Lafazan biri olarak kilitlenmek ne demek?
Öyle oluyor.
Kem küm etmiş ve O’na yakışır bir iki kelam diyememiştim.
İçimde ukdedir o an.
*
30 Ağustos Zafer Bayramı törenlerini izleyip, haber hareketine destek olmanın huzuru ile buz gibi sudan birkaç tane götürüp serinlemeye çalışırken geldi haber.
“Turgut Kaçmaz vefat etmiş baba” dedi oğlum.
Hayda!
Şaka gibi.
Haberin doğruluğunu araştırırken ilçede başvurduğu hiç kimseden bilgi alamadı. Yine kendi becerisi ile bağlantıları ile “haber doğruymuş” diye konuştu.
Kötü haber çabuk duyuluyor.
Ta Kütahya’dan geldi haber.
Ve dalga dalga yayıldı.
Allah rahmet eylesin.
Anılarım kendisi ile çok.
Çok haberini yaptık, çok yarenlik ettik.
En son dönemde de, gazeteye geldiğinde “ya ben sana demiyor muyum, aşk romanı yaz” diye.
Gerçekten de çok söyledi.
Ne gördü ise yazılarımda ısrar edip duruyordu.
O; her “aşk romanı yaz!” dediğinde, “ olu-molu abey” diye geçiştirirdim.
Aşk hayat.
Aşk dost.
Aşk iş.
Aşk sevda.
Aşk hayvan sevgisi.
Aşk vatan.
Aşk toprak.
Aşk bayrak.
Aşk Atatürk.
Ve aşk Allah.
Turgut Abim nihayetinde buluştu Allah’ı ile.
Günahları var ise Allah afetsin.
Sonuçta Ereğli’miz bir değerini daha kaybetti.
Acımız büyük.
NOT: Turgut Abi, sürekli bir müzeden söz eder ve evindeki Babasına ait ve kendisinin gezilerinden kalan belge ve eşyaları sergilemeyi hayal ederdi.
Giden gidiyor.
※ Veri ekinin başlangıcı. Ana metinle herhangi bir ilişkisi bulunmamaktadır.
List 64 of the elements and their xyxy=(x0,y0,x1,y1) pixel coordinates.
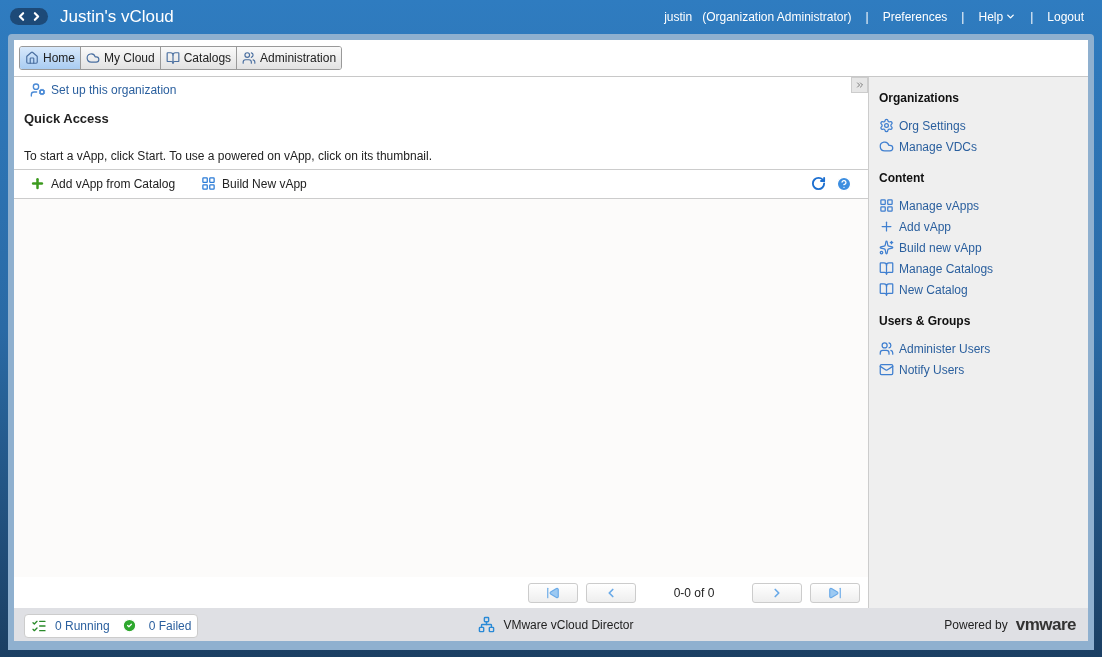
users-icon xyxy=(242,51,257,65)
nav-tab[interactable]: Administration xyxy=(236,47,342,69)
toolbar-button[interactable]: Add vApp from Catalog xyxy=(30,174,176,193)
separator: | xyxy=(960,8,966,26)
users-icon xyxy=(879,341,894,356)
header-link[interactable]: Preferences xyxy=(882,7,948,26)
section-heading: Quick Access xyxy=(24,110,110,128)
network-icon xyxy=(478,616,496,633)
app-title: Justin's vCloud xyxy=(60,5,174,28)
sidebar-link[interactable]: Manage vApps xyxy=(879,195,1078,216)
caret-icon xyxy=(1005,11,1017,22)
grid-icon xyxy=(201,176,217,191)
running-link[interactable]: 0 Running xyxy=(55,616,110,635)
check-icon xyxy=(121,618,137,633)
user-name: justin xyxy=(664,8,693,26)
book-icon xyxy=(879,282,894,297)
separator: | xyxy=(864,8,870,26)
sidebar-link[interactable]: Notify Users xyxy=(879,359,1078,380)
help-icon[interactable] xyxy=(836,175,852,192)
toolbar-button[interactable]: Build New vApp xyxy=(201,174,307,193)
house-icon xyxy=(25,51,39,65)
first-page-button[interactable] xyxy=(528,582,578,603)
separator: | xyxy=(1029,8,1035,26)
page-count: 0-0 of 0 xyxy=(672,584,716,602)
gear-icon xyxy=(879,118,894,133)
sidebar-heading: Organizations xyxy=(879,90,960,107)
setup-link[interactable]: Set up this organization xyxy=(30,81,177,99)
instructions-text: To start a vApp, click Start. To use a powered on vApp, click on its thumbnail. xyxy=(24,147,433,165)
cloud-icon xyxy=(879,139,894,154)
next-page-button[interactable] xyxy=(752,582,802,603)
sidebar-link[interactable]: Add vApp xyxy=(879,216,1078,237)
failed-link[interactable]: 0 Failed xyxy=(148,616,192,635)
collapse-button[interactable] xyxy=(851,77,868,93)
product-name: VMware vCloud Director xyxy=(503,616,634,634)
grid-icon xyxy=(879,198,894,213)
refresh-icon[interactable] xyxy=(811,176,826,191)
sidebar-link[interactable]: Org Settings xyxy=(879,115,1078,136)
cloud-icon xyxy=(86,51,100,65)
user-role: (Organization Administrator) xyxy=(702,8,852,26)
sidebar-link[interactable]: New Catalog xyxy=(879,279,1078,300)
sidebar-link[interactable]: Manage VDCs xyxy=(879,136,1078,157)
brand-logo: vmware xyxy=(1015,613,1076,636)
previous-page-button[interactable] xyxy=(586,582,636,603)
sidebar-link[interactable]: Build new vApp xyxy=(879,237,1078,258)
nav-tab[interactable]: Catalogs xyxy=(159,47,237,69)
sidebar-heading: Users & Groups xyxy=(879,313,972,330)
nav-tab[interactable]: My Cloud xyxy=(80,47,160,69)
plus-icon xyxy=(30,176,45,191)
skip-forward-icon xyxy=(828,585,842,600)
header-link[interactable]: Logout xyxy=(1047,7,1084,26)
book-icon xyxy=(879,261,894,276)
nav-tab[interactable]: Home xyxy=(20,47,80,69)
skip-back-icon xyxy=(546,585,560,600)
last-page-button[interactable] xyxy=(810,582,860,603)
plus-icon xyxy=(879,219,894,234)
book-icon xyxy=(165,51,180,65)
sparkle-icon xyxy=(879,240,894,255)
powered-by-text: Powered by xyxy=(944,616,1008,634)
double-chevron-icon xyxy=(854,80,865,90)
help-menu[interactable]: Help xyxy=(978,7,1017,26)
sidebar-link[interactable]: Administer Users xyxy=(879,338,1078,359)
sidebar-heading: Content xyxy=(879,170,926,187)
sidebar-link[interactable]: Manage Catalogs xyxy=(879,258,1078,279)
mail-icon xyxy=(879,362,894,377)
Sonrası kim kime dum duma oluyor. Turgut Abi’nin evindeki eşyaların (ben görmedim, anlatımına göre) çok değerli olduğunu kabul edersek, kaymakamlığımız ve belediyemizin ilgi göstermesi ilçenin tarihine büyük bir saygı olacaktır.